The server said “Scrambled eggs? Yes? Right here!” Big smile.

“No,” said the Japanese man. “NEW ex. Fo.” He held up four fingers. “Fo. YOU MAKE.” And so the server had to find four eggs to crack on the grill and make new, right there, because the customer is always right, and if he complains, there will be a black mark, and the contract may not be renewed, and the remittances home to the family stop, and shoes have to last longer.

So you have to be kind. Apparently I wrote something on a previous form, though, because there was a letter in my stateroom noting that I’d been less than utterly thrilled by every aspect of my previous journey. Can’t imagine what it was, but apparently I gave a few eights on the scale of nine. They wanted to make sure this horror was not repeated. I think the faucet was loose, now that I recall.

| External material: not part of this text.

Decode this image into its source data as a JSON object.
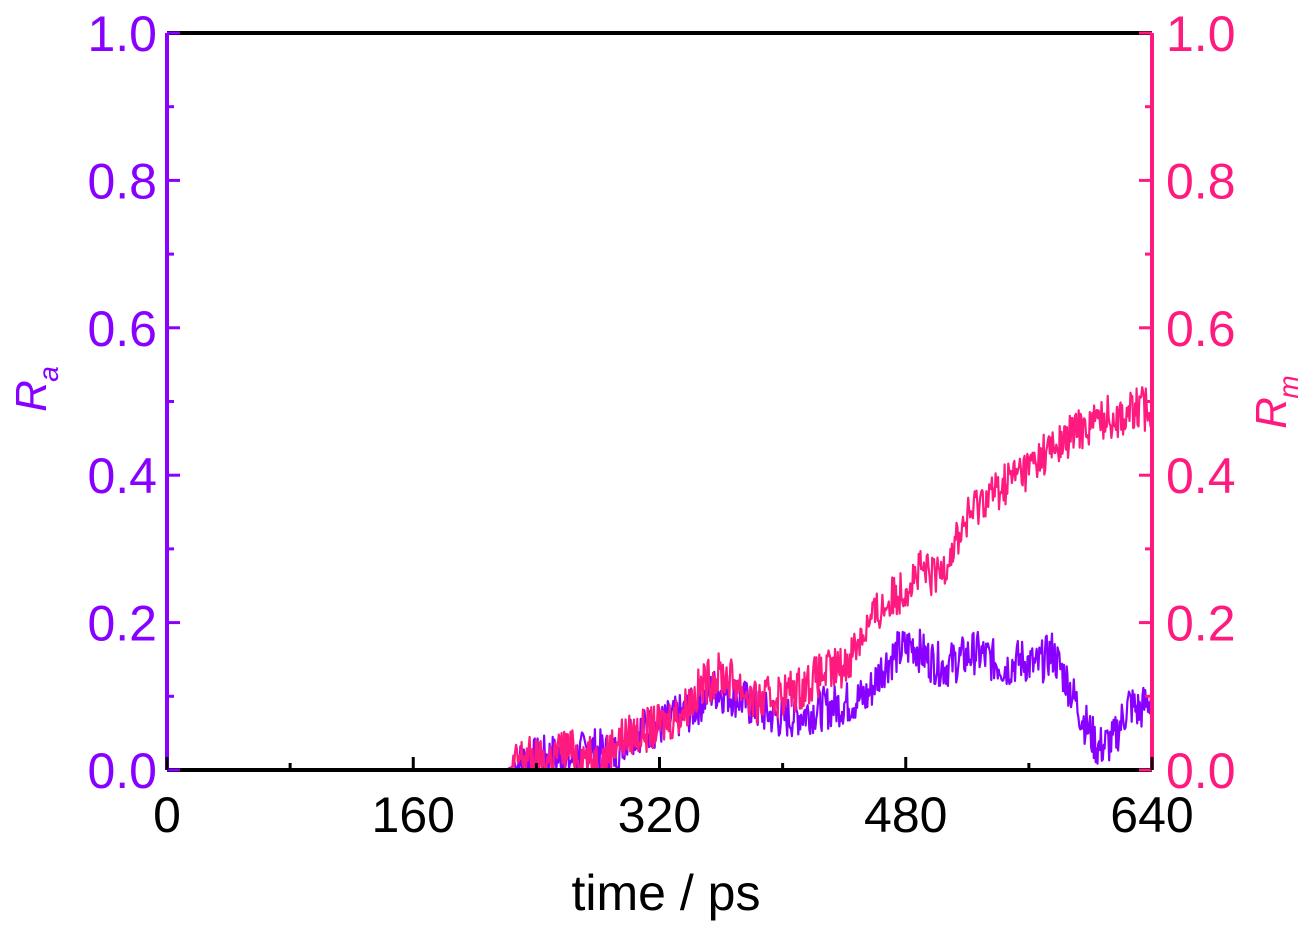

Anyway, High Tea was fine. Then we went back to the room and finished watching “Megamind,” which we both love, and decided to take a short nap. Jet lag kicked in, laughing; two hours out. Woke; wife on the couch, asleep as well. After Formal Dinner, my wife and I decided to try Movie Trivia. Twenty clips, name that movie. Full house. Mood: tense! Trivia is serious business.

I was surprised how many people got “Pleasantville.” The real stickers: Wyatt Earp, and “The Two Jakes,” which I got because Jake’s office was different. The Vikings won again - clean sweep on the ship’s Trivia events.

We won some coasters.

Now I’m out of the dinner suit, sitting on the veranda, watching the sea slide by. Next: another thing I never thought I’d do. Next: Russia.